Tick tock — my life went on, and for a lot of it, I realize now, Casa Vega was in the background. I left home after college and lived all around L.A.: Hermosa Beach, Redondo Beach, Westchester. I landed an entry-level position at a magazine called Bon Appetit, and I stayed for more than 32 years. When my then-husband and I bought our first house, it was within easy walking distance of CV. We moved to Glendale. We got divorced. I went back “over the hill” from the Valley, first to Hollywood, then Hancock Park, and finally to a charming condo in West Hollywood within easy commuting distance of the magazine, where I had started to climb the ladder.

By 1994, I had a life partner, and he had just taken a new job in the far West Valley. His commute from WeHo was terrible. So, back to the southeast Valley “midpoint” I went, finding a great little house in Studio City, not far from where I grew up. Casa Vega is less than two miles away.

Time went on, and so did Casa Vega. It was one of the favorite Valley spots that my sisters and I took our Mom for dinner on Monday nights after our Dad passed away, introducing a lifelong Scotch drinker to the joys of reposado neat. (The Tequila selection had definitely expanded as we swung into the 21st century.)

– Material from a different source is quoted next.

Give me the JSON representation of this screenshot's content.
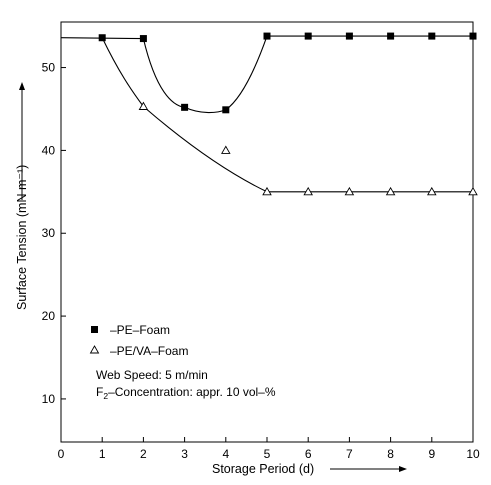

And then came 2019 and Once Upon a Time…in Hollywood. Naturally, if Casa Vega was good enough for Brad Pitt as Cliff Booth, it was good enough for just about everybody. We headed there right after we saw the movie, of course. The marquee on top of the Casa already proclaimed, “Home of the Tarantino Margarita,” although the bartender did not seem to know what that was.

Since the onset of the pandemic, the restaurant has coped. It’s still run by the Vega family — Rafael’s daughter Christy Vega Fowler is in charge these days, and Rafael’s cousin, Rich Chavari, is the general manager. Fortunately, that corner space has a large parking lot, which can accommodate open-air tents filled with bistro-type tables and chairs. The menu is what you know it is.

Now I am, by any definition, a senior citizen. Casa Vega is still going strong, even in these challenging times, and I like to think that I am, too. It is timeless. It is enduring and endearing. It is familiar. It is comfortable. Eating there is like a warm hug. And these days that is pretty special, when a figurative hug is most often the best we can do.

Barbara Fairchild is the former editor-in-chief of Bon Appetit magazine. In 2000, she was inducted into the James Beard Foundation’s Who’s Who in American Food & Beverage.